What it really means when you keep waking up at 3:00 a.m.

Waking up in the night is a frustrating but common occurrence. In fact, most people will wake up briefly multiple times each night, according to Healthline. It's usually such a short interval of wakefulness that we don't even remember it, nor does it disrupt our rest. But what's going on when you keep waking up at the same time each night? Is it anything to be concerned about?

For most people, regular nighttime wakening is simply related to their sleep cycle. There are four stages of sleep: transitioning into sleep, light sleep, deep sleep, and REM sleep. Each phase tends to have a similar length night after night.

During light sleep, you're more likely to wake up in response to discomfort, noises, light, or other stimulating events, according to Wexner Medical Center at Ohio State University. One reason you might routinely see 3:00 a.m. on the clock dial is because you go to bed at the same time, and reach light sleep at the same time each night.

Here's when to consult a doctor

If you find it hard to fall back to sleep, or wake in the morning feeling unrested, a few other factors should be considered. You could have a medical issue, like an overactive thyroid or sleep apnea, that needs to be investigated with your doctor, according to SELF. Or you could be engaging in lifestyle habits that interrupt sleep, like drinking alcohol or caffeine too close to bedtime.

Stress can also be a major contributor to middle-of-the-night awakening.

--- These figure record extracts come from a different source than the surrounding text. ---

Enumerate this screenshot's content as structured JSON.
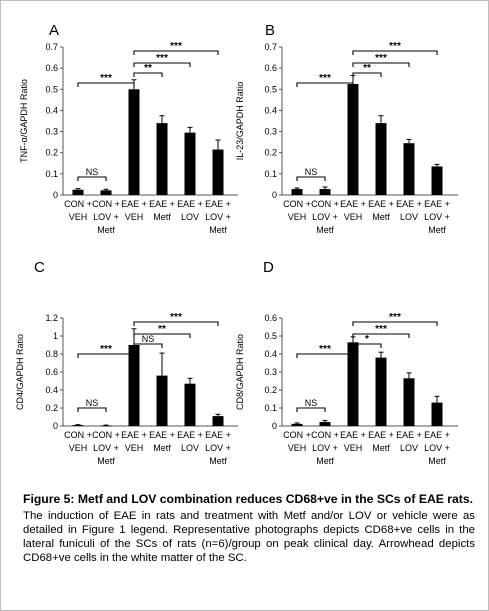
{
  "chart_data": [
    {
      "type": "bar",
      "panel_label": "A",
      "ylabel": "TNF-α/GAPDH Ratio",
      "ylim": [
        0,
        0.7
      ],
      "yticks": [
        "0",
        "0.1",
        "0.2",
        "0.3",
        "0.4",
        "0.5",
        "0.6",
        "0.7"
      ],
      "categories": [
        [
          "CON +",
          "VEH"
        ],
        [
          "CON +",
          "LOV +",
          "Metf"
        ],
        [
          "EAE +",
          "VEH"
        ],
        [
          "EAE +",
          "Metf"
        ],
        [
          "EAE +",
          "LOV"
        ],
        [
          "EAE +",
          "LOV +",
          "Metf"
        ]
      ],
      "values": [
        0.025,
        0.022,
        0.5,
        0.34,
        0.295,
        0.215
      ],
      "errors": [
        0.005,
        0.005,
        0.045,
        0.035,
        0.025,
        0.045
      ],
      "comparisons": [
        {
          "from": 0,
          "to": 1,
          "label": "NS"
        },
        {
          "from": 0,
          "to": 2,
          "label": "***"
        },
        {
          "from": 2,
          "to": 3,
          "label": "**"
        },
        {
          "from": 2,
          "to": 4,
          "label": "***"
        },
        {
          "from": 2,
          "to": 5,
          "label": "***"
        }
      ]
    },
    {
      "type": "bar",
      "panel_label": "B",
      "ylabel": "IL-23/GAPDH Ratio",
      "ylim": [
        0,
        0.7
      ],
      "yticks": [
        "0",
        "0.1",
        "0.2",
        "0.3",
        "0.4",
        "0.5",
        "0.6",
        "0.7"
      ],
      "categories": [
        [
          "CON +",
          "VEH"
        ],
        [
          "CON +",
          "LOV +",
          "Metf"
        ],
        [
          "EAE +",
          "VEH"
        ],
        [
          "EAE +",
          "Metf"
        ],
        [
          "EAE +",
          "LOV"
        ],
        [
          "EAE +",
          "LOV +",
          "Metf"
        ]
      ],
      "values": [
        0.028,
        0.028,
        0.525,
        0.34,
        0.245,
        0.135
      ],
      "errors": [
        0.005,
        0.01,
        0.04,
        0.035,
        0.018,
        0.01
      ],
      "comparisons": [
        {
          "from": 0,
          "to": 1,
          "label": "NS"
        },
        {
          "from": 0,
          "to": 2,
          "label": "***"
        },
        {
          "from": 2,
          "to": 3,
          "label": "**"
        },
        {
          "from": 2,
          "to": 4,
          "label": "***"
        },
        {
          "from": 2,
          "to": 5,
          "label": "***"
        }
      ]
    },
    {
      "type": "bar",
      "panel_label": "C",
      "ylabel": "CD4/GAPDH Ratio",
      "ylim": [
        0,
        1.2
      ],
      "yticks": [
        "0",
        "0.2",
        "0.4",
        "0.6",
        "0.8",
        "1",
        "1.2"
      ],
      "categories": [
        [
          "CON +",
          "VEH"
        ],
        [
          "CON +",
          "LOV +",
          "Metf"
        ],
        [
          "EAE +",
          "VEH"
        ],
        [
          "EAE +",
          "Metf"
        ],
        [
          "EAE +",
          "LOV"
        ],
        [
          "EAE +",
          "LOV +",
          "Metf"
        ]
      ],
      "values": [
        0.01,
        0.005,
        0.9,
        0.56,
        0.47,
        0.11
      ],
      "errors": [
        0.005,
        0.005,
        0.18,
        0.25,
        0.06,
        0.02
      ],
      "comparisons": [
        {
          "from": 0,
          "to": 1,
          "label": "NS"
        },
        {
          "from": 0,
          "to": 2,
          "label": "***"
        },
        {
          "from": 2,
          "to": 3,
          "label": "NS"
        },
        {
          "from": 2,
          "to": 4,
          "label": "**"
        },
        {
          "from": 2,
          "to": 5,
          "label": "***"
        }
      ]
    },
    {
      "type": "bar",
      "panel_label": "D",
      "ylabel": "CD8/GAPDH Ratio",
      "ylim": [
        0,
        0.6
      ],
      "yticks": [
        "0",
        "0.1",
        "0.2",
        "0.3",
        "0.4",
        "0.5",
        "0.6"
      ],
      "categories": [
        [
          "CON +",
          "VEH"
        ],
        [
          "CON +",
          "LOV +",
          "Metf"
        ],
        [
          "EAE +",
          "VEH"
        ],
        [
          "EAE +",
          "Metf"
        ],
        [
          "EAE +",
          "LOV"
        ],
        [
          "EAE +",
          "LOV +",
          "Metf"
        ]
      ],
      "values": [
        0.012,
        0.022,
        0.465,
        0.38,
        0.265,
        0.13
      ],
      "errors": [
        0.005,
        0.008,
        0.03,
        0.03,
        0.03,
        0.035
      ],
      "comparisons": [
        {
          "from": 0,
          "to": 1,
          "label": "NS"
        },
        {
          "from": 0,
          "to": 2,
          "label": "***"
        },
        {
          "from": 2,
          "to": 3,
          "label": "*"
        },
        {
          "from": 2,
          "to": 4,
          "label": "***"
        },
        {
          "from": 2,
          "to": 5,
          "label": "***"
        }
      ]
    }
  ],
  "caption": {
    "title": "Figure 5: Metf and LOV combination reduces CD68+ve in the SCs of EAE rats.",
    "body": "The induction of EAE in rats and treatment with Metf and/or LOV or vehicle were as detailed in Figure 1 legend. Representative photographs depicts CD68+ve cells in the lateral funiculi of the SCs of rats (n=6)/group on peak clinical day. Arrowhead depicts CD68+ve cells in the white matter of the SC."
  },
  "colors": {
    "bar": "#000000",
    "axis": "#555555",
    "background": "#ffffff",
    "frame": "#bdbdbd"
  }
}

Alexa Kane, PsyD, told The Cleveland Clinic that daytime stress can have significant physical effects even during the night. "If you wake up and begin to experience worry, anxiety, or frustration, you likely have activated your sympathetic nervous system, your 'fight-or-flight' system," she said. "When this happens, your brain switches from sleep mode to wake mode. Your mind may start to race, and your heart rate and blood pressure may go up."

Give yourself 15 to 20 minutes to fall back to sleep and then get out of bed and do something relaxing like reading or meditation, Kane advises.

Ultimately, try not to worry too much about seeing a particular spot on the clock dial on a regular basis. As long as you're able to fall back asleep, and regularly get enough sleep to feel good, you're doing just fine.